PROFESSION DE FOI D'UN SOUTIEN A LIBERTAS DONT J'APPROUVE LE CONTENU EN EMETTANT DES RESERVES SUR LE POSITIONNEMENT

                      Le 14 juin 2008, trois ans après le double rejet franco-néerlandais au projet de constitution européenne, l'Irlande, seul Etat européen à avoir été consulté à ce sujet, rejetait sa copie conforme qui est le traité de Lisbonne.

On a vu à cette occasion apparaître un milliardaire influent, jusque là inconnu du grand public- sauf peut-être par la participation de sa société Rivada Networks à la lutte contre l'ouragan Katrina dans le Sud-Est des Etats-Unis d'Amérique.  Personnage controversé par certains nationaux et souverainistes qui reprennent curieusement à cette occasion les arguments développés par l'ex-soixante nuitard trop connu Daniel Cohn-Bendit, qui osait le comparer à un agent de la C.I.A. parce qu'il combattait l'Europe supranationale.

Comme si nos alliés américains n'avaient pas toujours joué la carte de l'Europe supranationale pour mieux asseoir leur domination économique et diplomatique sur le Vieux Continent !

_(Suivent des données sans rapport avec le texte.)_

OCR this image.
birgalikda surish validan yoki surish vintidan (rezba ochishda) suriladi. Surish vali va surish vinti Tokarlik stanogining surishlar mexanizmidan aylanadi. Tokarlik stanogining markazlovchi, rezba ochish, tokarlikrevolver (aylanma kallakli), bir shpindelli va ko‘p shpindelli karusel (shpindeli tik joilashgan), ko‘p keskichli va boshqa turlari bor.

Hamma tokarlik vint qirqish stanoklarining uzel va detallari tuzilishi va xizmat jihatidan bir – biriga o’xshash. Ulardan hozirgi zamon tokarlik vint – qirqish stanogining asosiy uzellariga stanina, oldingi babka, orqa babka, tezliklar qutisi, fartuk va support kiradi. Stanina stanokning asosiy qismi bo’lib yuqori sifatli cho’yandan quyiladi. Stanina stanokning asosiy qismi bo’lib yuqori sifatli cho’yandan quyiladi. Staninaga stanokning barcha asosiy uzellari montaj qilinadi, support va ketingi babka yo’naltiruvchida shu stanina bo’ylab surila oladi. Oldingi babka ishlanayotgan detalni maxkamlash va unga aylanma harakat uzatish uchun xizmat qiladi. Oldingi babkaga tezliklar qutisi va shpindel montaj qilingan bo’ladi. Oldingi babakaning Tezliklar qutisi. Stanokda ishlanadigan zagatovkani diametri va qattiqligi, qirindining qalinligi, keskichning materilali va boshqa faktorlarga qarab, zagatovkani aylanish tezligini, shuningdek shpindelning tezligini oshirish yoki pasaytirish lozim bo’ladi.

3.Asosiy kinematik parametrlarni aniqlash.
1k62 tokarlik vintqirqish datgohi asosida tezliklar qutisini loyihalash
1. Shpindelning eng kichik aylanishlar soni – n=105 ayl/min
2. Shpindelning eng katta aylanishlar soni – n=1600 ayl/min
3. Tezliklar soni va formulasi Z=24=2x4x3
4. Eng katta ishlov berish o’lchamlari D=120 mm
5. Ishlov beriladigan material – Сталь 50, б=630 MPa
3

                    Si l'on peut regretter l'absence du mouvement Debout la République de Nicolas Dupont-Aignan ainsi que d'autres personnalités élues sous l'étiquette de la majorité présidentielle parce que soutenant sincèrement les déclarations rédigées par Henri Guaino, il reste que deux mouvements-le Mouvement Pour la France et Chasse Pêche Nature Traditions- au moins se sont associés à l'initiative " Libertas "  et que cette association présente une cohérence idéologique certaine.

 

                       On a beaucoup plaisanté à propos de la dernière vidéo de " L pour Libertas " et la défense du fromage au lait cru et du vin rosé, concernant une réglementation européenne à la fois ultra-libérale et collectiviste-de par sa propension à uniformiser- risquant de mettre à mal ces deux produits notamment.

Attachés à la santé publique ainsi qu’à celle des particuliers, nous en voyons cependant davantage des menaces dans la « malbouffe » que dans des produits traditionnels certes « caloriques » parfois mais sains !

Mais cette question dépasse largement la simple dimension alimentaire que cette forme de culture " hygiéniste " peut estomper et c’est là que le double langage du ministre-candidat Michel Barnier ne saurait tromper.

Notre vision de l’agriculture est  basée sur le respect de l'environnement à l'inverse d'une agriculture " productiviste " encouragée jusque-là par la Politique Agricole Commune tandis que, à partir de la réforme de 1992, celle-ci s'est traduite par un encouragement à jachère et aux " quotas de production ".

Ces deux écueils qui d'ailleurs coexistent aujourd'hui suffisent à expliquer notre position pour une agriculture "durable " où les producteurs seraient encouragés à vivre de leur travail mais sans avoir outre-mesure recours aux nouvelles techniques de production.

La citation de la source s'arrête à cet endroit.